# Built-in operations

> **CocoIndex v1.** This page documents CocoIndex **v1** — a ground-up redesign from v0. When writing code, ignore any v0 flow-builder DSL or deprecated decorators.
>
> Source: https://cocoindex.io/docs/ops/ · Docs index: https://cocoindex.io/docs/llms.txt · Agent skill: https://cocoindex.io/docs/skill.md
>
> v0→v1 quick map — if you reach for these v0 symbols, stop and use the v1 form: `@cocoindex.flow_def`/`FlowBuilder` → `coco.App` + a `@coco.fn` main function; `add_collector()`/`collect()`/`export()` → declare target states (`declare_row`, `declare_file`); `cocoindex.sources/functions/targets.*` → connector APIs (`localfs.walk_dir`, `coco.ops.*`, `postgres.declare_table_target`). Full mapping + API reference: https://cocoindex.io/docs/skill.md.

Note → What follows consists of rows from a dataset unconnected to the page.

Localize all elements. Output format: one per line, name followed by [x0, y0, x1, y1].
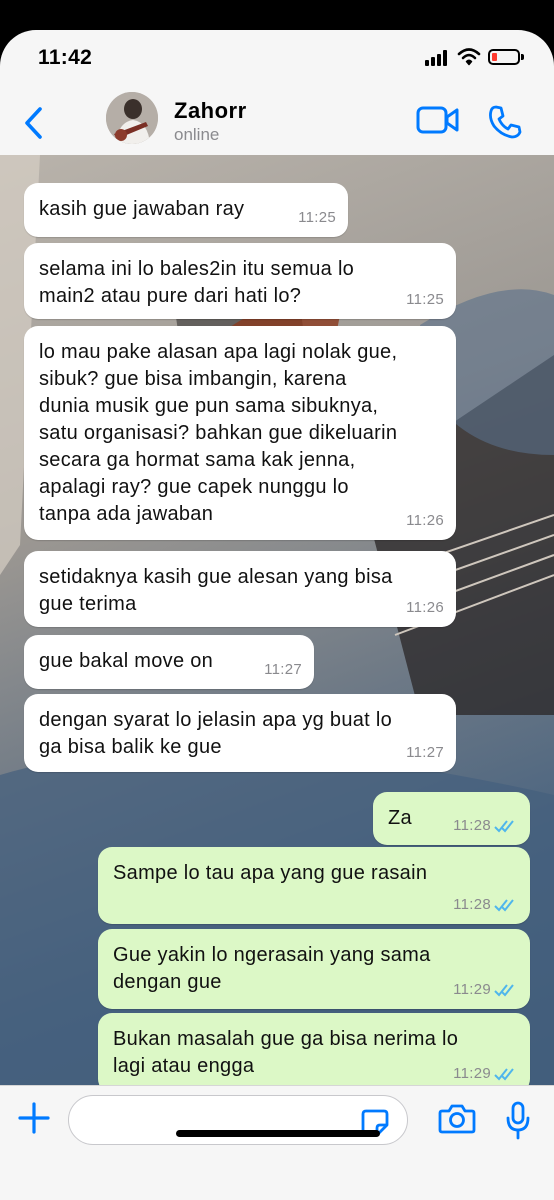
message-bubble-incoming[interactable]: gue bakal move on 11:27: [24, 635, 314, 689]
message-time: 11:26: [406, 512, 444, 529]
message-time: 11:28: [453, 817, 491, 834]
plus-icon[interactable]: [18, 1102, 50, 1134]
message-text: gue bakal move on: [39, 650, 214, 672]
message-bubble-incoming[interactable]: lo mau pake alasan apa lagi nolak gue, s…: [24, 326, 456, 540]
microphone-icon[interactable]: [505, 1101, 531, 1141]
message-time: 11:25: [298, 209, 336, 226]
video-camera-icon[interactable]: [416, 105, 460, 135]
double-check-icon: [494, 898, 514, 911]
message-text: kasih gue jawaban ray: [39, 198, 245, 220]
phone-icon[interactable]: [487, 104, 523, 140]
message-text: setidaknya kasih gue alesan yang bisa gu…: [39, 566, 393, 615]
message-text: Sampe lo tau apa yang gue rasain: [113, 862, 428, 884]
double-check-icon: [494, 819, 514, 832]
message-text: selama ini lo bales2in itu semua lo main…: [39, 258, 355, 307]
message-bubble-outgoing[interactable]: Bukan masalah gue ga bisa nerima lo lagi…: [98, 1013, 530, 1085]
message-time: 11:25: [406, 291, 444, 308]
status-time: 11:42: [38, 46, 93, 69]
message-time: 11:26: [406, 599, 444, 616]
message-bubble-outgoing[interactable]: Za 11:28: [373, 792, 530, 845]
avatar[interactable]: [106, 92, 158, 144]
chat-area[interactable]: kasih gue jawaban ray 11:25 selama ini l…: [0, 155, 554, 1085]
message-bubble-outgoing[interactable]: Gue yakin lo ngerasain yang sama dengan …: [98, 929, 530, 1009]
message-time: 11:28: [453, 896, 491, 913]
camera-icon[interactable]: [438, 1103, 476, 1135]
message-bubble-incoming[interactable]: dengan syarat lo jelasin apa yg buat lo …: [24, 694, 456, 772]
home-indicator[interactable]: [176, 1130, 380, 1137]
message-text: Bukan masalah gue ga bisa nerima lo lagi…: [113, 1028, 459, 1077]
chevron-left-icon[interactable]: [22, 106, 44, 140]
message-text: dengan syarat lo jelasin apa yg buat lo …: [39, 709, 393, 758]
message-input[interactable]: [68, 1095, 408, 1145]
message-bubble-incoming[interactable]: setidaknya kasih gue alesan yang bisa gu…: [24, 551, 456, 627]
message-bubble-incoming[interactable]: selama ini lo bales2in itu semua lo main…: [24, 243, 456, 319]
signal-icon: [425, 50, 451, 66]
chat-header: Zahorr online: [0, 90, 554, 155]
contact-name[interactable]: Zahorr: [174, 98, 247, 124]
double-check-icon: [494, 1067, 514, 1080]
contact-status: online: [174, 125, 220, 144]
message-time: 11:29: [453, 1065, 491, 1082]
battery-icon: [488, 49, 524, 65]
phone-screen: 11:42 Zahorr online kasih gue jawaban ra…: [0, 30, 554, 1200]
top-black-bar: [0, 0, 554, 30]
status-bar: 11:42: [0, 30, 554, 90]
wifi-icon: [457, 48, 481, 66]
message-text: lo mau pake alasan apa lagi nolak gue, s…: [39, 341, 398, 525]
message-bubble-incoming[interactable]: kasih gue jawaban ray 11:25: [24, 183, 348, 237]
double-check-icon: [494, 983, 514, 996]
message-time: 11:27: [406, 744, 444, 761]
message-text: Gue yakin lo ngerasain yang sama dengan …: [113, 944, 431, 993]
message-time: 11:27: [264, 661, 302, 678]
message-time: 11:29: [453, 981, 491, 998]
message-bubble-outgoing[interactable]: Sampe lo tau apa yang gue rasain 11:28: [98, 847, 530, 924]
message-text: Za: [388, 807, 412, 829]
message-composer: [0, 1085, 554, 1200]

CocoIndex ships a set of built-in operations under the `cocoindex.ops` package.
Each module is independently importable and composes with the rest of a pipeline.

```python
from cocoindex.ops import text, litellm, sentence_transformers, entity_resolution
```

## Operation modules

| Module | What it provides |
|---|---|
| [Text operations](/docs/ops/text/) | Code language detection, regex-based `SeparatorSplitter`, and syntax-aware `RecursiveSplitter` (tree-sitter) returning position-tracked [`Chunk`](/docs/common_resources/data_types/#chunk)s. |
| [Sentence Transformers](/docs/ops/sentence_transformers/) | Local text embeddings via `sentence-transformers`, with model caching, thread-safe GPU access, and optional normalization. |
| [LiteLLM](/docs/ops/litellm/) | Embeddings and audio transcription through LiteLLM's unified API across 100+ providers (OpenAI, Azure, Vertex AI, Bedrock, Cohere, and more). |
| [Entity resolution](/docs/ops/entity_resolution/) | Deduplicate entity names via FAISS embedding similarity plus a pluggable LLM pair-resolver, with PINNED / PREFERRED canonical policies. |

## Most common: chunking code and text

The most-used built-in is `RecursiveSplitter`. It does syntax-aware splitting that
respects language structure (functions, classes, blocks) via tree-sitter, falling
back to separator-based splitting for unsupported languages.

```python
from cocoindex.ops.text import RecursiveSplitter

splitter = RecursiveSplitter()

chunks = splitter.split(
    python_code,
    chunk_size=1000,
    min_chunk_size=300,
    chunk_overlap=300,
    language="python",
)
```

It tries to keep each output chunk between `min_chunk_size` and `chunk_size`, splitting
at the highest-level boundary that fits and descending to finer boundaries when a piece
is still too large. See [Text operations](/docs/ops/text/) for the full parameter reference,
supported languages, and custom-language configuration.

## Embeddings

Two interchangeable embedding backends are available, both providing a
`VectorSchemaProvider` so vector columns are configured automatically by connectors:

- [Sentence Transformers](/docs/ops/sentence_transformers/) runs locally, no API key.
- [LiteLLM](/docs/ops/litellm/) reaches hosted providers behind one API.